A Practice-Based Approach to Online Participation: Young People’s Participatory Habitus as a Source of Diverse Online Engagement

Keywords

young people Internet participation social media participatory habitus

Publication details

Year: 2017
DOI: https://1932–8036/20170005
Issued: 2017
Language: English
Volume: 11
Start Page: 4630
End Page: 4651
Editors:
Authors: Mascheroni G.
Type: Journal article
Journal: International Journla of Communication
Topics: Internet usage, practices and engagement
Sample: A sample of forty Italian and English 14- to 25-year-olds

Abstract

Based on comparative qualitative research with 14- to 25-year-olds in Italy and the UK, this study draws on Bourdieu’s theory of practice and culturalist perspectives on citizenship, and situates participation as a socially embedded, contingent online/offline practice that is shaped by the interrelation between participatory habitus, differential access to resources, and the political context. Young people’s diversity is manifested in their different vocabularies of participation, which include a vocabulary of (a) citizenship orientations, (b) citizenship practices, and (c) digital engagement. Based on vocabularies of participation, 5 participatory habitus were identified: the legitimate, the critical, the alternative, the radical antagonist, and the excluded.

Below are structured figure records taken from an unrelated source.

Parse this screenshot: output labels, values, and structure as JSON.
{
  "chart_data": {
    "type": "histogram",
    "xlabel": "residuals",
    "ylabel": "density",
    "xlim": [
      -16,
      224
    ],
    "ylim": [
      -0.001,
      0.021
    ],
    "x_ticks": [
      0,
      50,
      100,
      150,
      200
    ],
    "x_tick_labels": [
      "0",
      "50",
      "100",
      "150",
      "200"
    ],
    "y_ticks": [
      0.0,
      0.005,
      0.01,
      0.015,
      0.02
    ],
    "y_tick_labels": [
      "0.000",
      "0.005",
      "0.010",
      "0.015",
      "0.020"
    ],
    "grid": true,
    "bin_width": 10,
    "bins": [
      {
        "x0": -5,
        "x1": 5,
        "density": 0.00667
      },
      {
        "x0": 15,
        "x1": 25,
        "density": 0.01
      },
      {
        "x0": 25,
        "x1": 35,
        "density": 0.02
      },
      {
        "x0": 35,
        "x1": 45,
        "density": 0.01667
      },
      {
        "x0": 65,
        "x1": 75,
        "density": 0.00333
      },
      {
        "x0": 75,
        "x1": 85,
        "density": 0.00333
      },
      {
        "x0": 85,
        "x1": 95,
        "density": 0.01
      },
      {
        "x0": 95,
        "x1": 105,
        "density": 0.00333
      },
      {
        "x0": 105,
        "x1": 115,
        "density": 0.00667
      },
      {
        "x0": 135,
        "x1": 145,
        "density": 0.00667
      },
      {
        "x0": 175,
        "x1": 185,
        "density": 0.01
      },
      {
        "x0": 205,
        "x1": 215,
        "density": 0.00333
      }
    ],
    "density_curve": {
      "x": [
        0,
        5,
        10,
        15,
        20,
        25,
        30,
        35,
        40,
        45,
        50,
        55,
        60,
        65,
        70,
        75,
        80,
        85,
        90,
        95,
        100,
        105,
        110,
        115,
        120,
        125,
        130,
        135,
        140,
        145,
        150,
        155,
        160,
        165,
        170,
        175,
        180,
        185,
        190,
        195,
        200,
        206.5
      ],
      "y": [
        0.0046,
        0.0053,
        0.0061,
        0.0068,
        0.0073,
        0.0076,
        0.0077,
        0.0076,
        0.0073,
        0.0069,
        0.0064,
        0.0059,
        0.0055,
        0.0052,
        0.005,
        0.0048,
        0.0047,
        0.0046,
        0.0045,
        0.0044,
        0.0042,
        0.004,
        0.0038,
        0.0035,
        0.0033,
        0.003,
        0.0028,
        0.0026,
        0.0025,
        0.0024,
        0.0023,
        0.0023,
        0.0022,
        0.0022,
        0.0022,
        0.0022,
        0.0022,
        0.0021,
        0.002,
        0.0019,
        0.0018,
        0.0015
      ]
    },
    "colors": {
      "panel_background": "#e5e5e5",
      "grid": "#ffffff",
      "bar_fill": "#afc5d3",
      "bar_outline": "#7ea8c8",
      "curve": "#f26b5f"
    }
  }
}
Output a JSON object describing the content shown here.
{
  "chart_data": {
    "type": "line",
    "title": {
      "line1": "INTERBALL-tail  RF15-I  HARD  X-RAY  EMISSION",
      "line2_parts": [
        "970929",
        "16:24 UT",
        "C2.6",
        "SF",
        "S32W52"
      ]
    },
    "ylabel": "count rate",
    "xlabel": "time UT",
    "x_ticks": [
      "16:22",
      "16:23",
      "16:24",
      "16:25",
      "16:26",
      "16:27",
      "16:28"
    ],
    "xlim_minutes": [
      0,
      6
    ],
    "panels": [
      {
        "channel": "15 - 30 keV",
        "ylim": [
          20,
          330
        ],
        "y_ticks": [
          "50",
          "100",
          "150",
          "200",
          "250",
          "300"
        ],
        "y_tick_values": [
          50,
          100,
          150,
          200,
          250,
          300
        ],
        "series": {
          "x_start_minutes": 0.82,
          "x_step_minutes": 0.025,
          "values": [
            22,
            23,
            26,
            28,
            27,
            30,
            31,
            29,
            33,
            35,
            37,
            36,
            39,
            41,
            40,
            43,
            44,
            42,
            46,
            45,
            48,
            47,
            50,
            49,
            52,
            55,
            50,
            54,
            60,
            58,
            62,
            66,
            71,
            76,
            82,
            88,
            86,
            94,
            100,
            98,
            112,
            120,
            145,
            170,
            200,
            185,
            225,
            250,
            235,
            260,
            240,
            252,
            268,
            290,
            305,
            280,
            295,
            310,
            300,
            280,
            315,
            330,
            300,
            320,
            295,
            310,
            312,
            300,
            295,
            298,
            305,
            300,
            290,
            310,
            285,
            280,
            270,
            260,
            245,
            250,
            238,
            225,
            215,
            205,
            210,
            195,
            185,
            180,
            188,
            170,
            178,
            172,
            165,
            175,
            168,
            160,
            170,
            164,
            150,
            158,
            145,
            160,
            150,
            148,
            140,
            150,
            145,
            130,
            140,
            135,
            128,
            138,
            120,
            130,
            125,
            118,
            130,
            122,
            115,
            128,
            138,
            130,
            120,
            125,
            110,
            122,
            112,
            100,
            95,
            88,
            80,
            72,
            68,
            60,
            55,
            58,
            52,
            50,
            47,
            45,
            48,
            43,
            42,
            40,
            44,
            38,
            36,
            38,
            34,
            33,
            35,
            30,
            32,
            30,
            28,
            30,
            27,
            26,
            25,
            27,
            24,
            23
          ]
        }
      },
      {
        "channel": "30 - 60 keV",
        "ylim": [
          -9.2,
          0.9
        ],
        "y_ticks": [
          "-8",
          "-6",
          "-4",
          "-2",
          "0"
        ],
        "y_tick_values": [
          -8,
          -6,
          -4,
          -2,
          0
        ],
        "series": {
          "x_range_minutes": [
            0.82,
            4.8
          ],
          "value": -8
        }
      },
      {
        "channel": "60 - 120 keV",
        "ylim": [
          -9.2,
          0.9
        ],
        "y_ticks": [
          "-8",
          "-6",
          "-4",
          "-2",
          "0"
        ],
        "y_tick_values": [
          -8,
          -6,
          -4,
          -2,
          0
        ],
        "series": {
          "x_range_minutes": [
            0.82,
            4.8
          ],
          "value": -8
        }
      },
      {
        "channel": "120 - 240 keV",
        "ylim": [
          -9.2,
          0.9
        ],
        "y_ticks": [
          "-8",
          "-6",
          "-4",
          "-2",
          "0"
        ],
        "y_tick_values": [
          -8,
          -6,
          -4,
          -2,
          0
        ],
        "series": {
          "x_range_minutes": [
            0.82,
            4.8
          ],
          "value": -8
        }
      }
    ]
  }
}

Each participatory habitus is produced by different combinations of resources and political experiences, and in turn shapes how young people participate on- and offline.

Outcome

"in this study, participation is conceptualized as a socially embedded, and contingent online/offline practice that is shaped by the interrelation between participatory habitus (experiences and attitudes), differential access to resources (as determined by social class, education, ethnicity, and gender), and the political context. The analysis of youth’s vocabularies of participation has shown that young people adhere to different participatory habitus, each characterized by distinctive dispositions regarding (a) citizenship orientations, including orientations toward the institutions of representative democracy; (b) citizenship practices; and (c) digital engagement. [...] consistent with prior research showing that the relationship between social media use and youth participation is not linear, the findings highlight the diversity of young people’s uses of social media. Those still adhering to a dutiful citizenship model tend to create a hybrid social media space in which news and relational spaces overlap; young activists who engage in on- and offline actualizing citizenship make political uses of social media-including forms of citizen journalism and media activism. By contrast, those who are more politically disenfranchised are actually engaged in a variety of creative uses of social media. Additionally, the data show how young citizens combine different social media platforms in their communication repertoires and engage in diverse communicative spaces that are defined by the specific social and technological affordances of each platform." (Mascheroni, 2017, pp. 4642-4644).